Rodrigo, Antonina. Una mujer libre. Amparo Poch y Cascón, médica anarquista. [Colección Tramontana.] Flor del Viento, Barcelona 2002. 300 pp. Ill. € 21.00.
This is the biography of Amparo Poch y Gascón (1902-1968), one of the few women in her day who studied medicine in Spain. As a physician, she tried to improve the plight of working-class women during the years prior to the Civil War, in part through her publications about motherhood, sexuality and hygiene, which broke several taboos in conservative Spain. She was a founding member of the anarchist movement "Mujeres Libres" (Free Women) established shortly before the Civil War, served at the front as a physician and provided relief to children.
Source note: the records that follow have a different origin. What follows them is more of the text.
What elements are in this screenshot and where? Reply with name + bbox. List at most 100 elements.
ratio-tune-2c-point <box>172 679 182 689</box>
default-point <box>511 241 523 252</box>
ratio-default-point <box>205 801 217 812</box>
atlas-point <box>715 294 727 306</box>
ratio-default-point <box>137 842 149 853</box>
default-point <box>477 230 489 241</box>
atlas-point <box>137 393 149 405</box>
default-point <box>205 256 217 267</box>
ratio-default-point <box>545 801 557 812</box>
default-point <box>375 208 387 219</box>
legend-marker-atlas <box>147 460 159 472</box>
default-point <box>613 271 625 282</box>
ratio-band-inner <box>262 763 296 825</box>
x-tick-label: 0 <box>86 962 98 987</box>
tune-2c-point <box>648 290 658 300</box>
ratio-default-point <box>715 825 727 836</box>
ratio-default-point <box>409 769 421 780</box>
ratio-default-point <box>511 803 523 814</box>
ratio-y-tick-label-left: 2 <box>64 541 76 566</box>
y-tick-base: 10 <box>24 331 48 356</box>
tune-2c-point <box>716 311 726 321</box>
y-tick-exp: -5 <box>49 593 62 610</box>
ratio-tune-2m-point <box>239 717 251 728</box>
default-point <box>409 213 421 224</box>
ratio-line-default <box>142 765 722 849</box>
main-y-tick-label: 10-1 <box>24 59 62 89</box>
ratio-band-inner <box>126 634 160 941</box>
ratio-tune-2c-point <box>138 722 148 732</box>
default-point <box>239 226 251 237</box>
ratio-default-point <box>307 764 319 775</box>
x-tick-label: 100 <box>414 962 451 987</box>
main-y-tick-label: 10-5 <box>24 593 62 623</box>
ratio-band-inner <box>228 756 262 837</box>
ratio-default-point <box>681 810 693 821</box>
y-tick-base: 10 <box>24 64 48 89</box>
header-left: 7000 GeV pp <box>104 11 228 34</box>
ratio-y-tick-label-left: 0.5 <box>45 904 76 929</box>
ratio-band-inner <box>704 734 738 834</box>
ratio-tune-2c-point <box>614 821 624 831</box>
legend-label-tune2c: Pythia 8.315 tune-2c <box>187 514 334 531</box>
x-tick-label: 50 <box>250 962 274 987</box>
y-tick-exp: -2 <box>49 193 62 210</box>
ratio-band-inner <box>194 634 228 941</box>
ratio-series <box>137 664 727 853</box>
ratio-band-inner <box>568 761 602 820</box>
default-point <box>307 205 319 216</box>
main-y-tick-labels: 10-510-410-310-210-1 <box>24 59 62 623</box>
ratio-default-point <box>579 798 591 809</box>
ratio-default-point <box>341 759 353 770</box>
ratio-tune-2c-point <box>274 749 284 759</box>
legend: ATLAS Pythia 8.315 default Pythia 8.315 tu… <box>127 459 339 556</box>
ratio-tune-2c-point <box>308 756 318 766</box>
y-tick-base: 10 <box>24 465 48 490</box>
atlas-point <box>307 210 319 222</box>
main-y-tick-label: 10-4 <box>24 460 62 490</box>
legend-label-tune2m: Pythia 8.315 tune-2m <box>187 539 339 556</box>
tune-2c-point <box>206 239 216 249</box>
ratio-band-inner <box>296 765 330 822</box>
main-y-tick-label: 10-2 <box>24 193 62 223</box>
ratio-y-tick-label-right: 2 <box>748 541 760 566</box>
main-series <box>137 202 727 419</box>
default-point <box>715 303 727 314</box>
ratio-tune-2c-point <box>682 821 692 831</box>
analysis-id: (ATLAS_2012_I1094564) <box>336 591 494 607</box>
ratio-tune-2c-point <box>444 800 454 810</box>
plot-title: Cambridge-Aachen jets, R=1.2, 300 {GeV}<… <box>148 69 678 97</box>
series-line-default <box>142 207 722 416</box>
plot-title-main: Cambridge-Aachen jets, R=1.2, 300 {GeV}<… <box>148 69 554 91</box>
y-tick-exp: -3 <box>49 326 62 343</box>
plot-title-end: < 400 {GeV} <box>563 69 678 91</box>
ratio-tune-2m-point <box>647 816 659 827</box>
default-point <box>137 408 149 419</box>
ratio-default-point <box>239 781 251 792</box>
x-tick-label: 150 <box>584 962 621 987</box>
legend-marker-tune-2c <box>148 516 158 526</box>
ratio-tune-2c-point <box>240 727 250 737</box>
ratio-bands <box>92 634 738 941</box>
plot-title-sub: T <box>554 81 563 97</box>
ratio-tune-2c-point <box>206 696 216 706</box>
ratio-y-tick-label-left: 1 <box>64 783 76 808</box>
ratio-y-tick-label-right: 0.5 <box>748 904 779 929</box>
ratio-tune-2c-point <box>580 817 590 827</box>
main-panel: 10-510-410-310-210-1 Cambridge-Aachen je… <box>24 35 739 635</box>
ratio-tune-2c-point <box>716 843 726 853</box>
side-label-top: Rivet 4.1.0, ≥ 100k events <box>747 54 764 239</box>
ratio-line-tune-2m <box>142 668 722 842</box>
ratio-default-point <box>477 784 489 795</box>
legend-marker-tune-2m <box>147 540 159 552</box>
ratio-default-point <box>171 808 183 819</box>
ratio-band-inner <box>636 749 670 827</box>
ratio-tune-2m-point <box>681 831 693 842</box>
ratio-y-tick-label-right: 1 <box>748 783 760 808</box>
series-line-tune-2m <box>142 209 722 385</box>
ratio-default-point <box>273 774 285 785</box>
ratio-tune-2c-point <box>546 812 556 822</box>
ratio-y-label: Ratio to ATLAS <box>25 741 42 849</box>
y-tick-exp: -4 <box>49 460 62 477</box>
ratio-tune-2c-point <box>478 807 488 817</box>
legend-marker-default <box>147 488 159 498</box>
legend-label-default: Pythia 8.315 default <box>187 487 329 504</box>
Santidrián Arias, Víctor Manuel. Historia do PCE en Galicia (1920-1968). Castro, Sada 2002. 683 pp. € 31.00.
This study in Galician, based on a dissertation (University of Santiago de Compostela, 2001) uses archival research in the historical archive of the Spanish Communist Party (PCE) to explore the Galician chapter of this party from its establishment in 1920 until the establishment of the Galician Communist Party in 1968. The subjects addressed are the national issue in Galicia, the structure, support and political line of the party and the anti-Francoist guerrilla and trade-union activities. The appendix comprises reproductions of manifests and leaflets, as well as photographs of leading figures.


Switzerland

Schiedt, Hans-Ulrich. Die Welt neu erfinden. Karl Bürkli (1823-1902) und seine Schriften. Chronos, Zürich 2002. 384 pp. Ill. € 39.90.
This dissertation (University of Zürich, 2002) is a biographical study of the life and work of the influential nineteenth-century Swiss socialist Karl Bürkli (1823-1901). Born into a wealthy merchant family, the young Bürkli took a keen interest in the radicalism of the 1830s and pre-1848 French socialism (especially Fourierism), which led him to become a strong advocate of the cooperative movement in Switzerland. As an activist for the so-called democratic movement, he became a pioneer of the direct democracy movement and a member of the First International.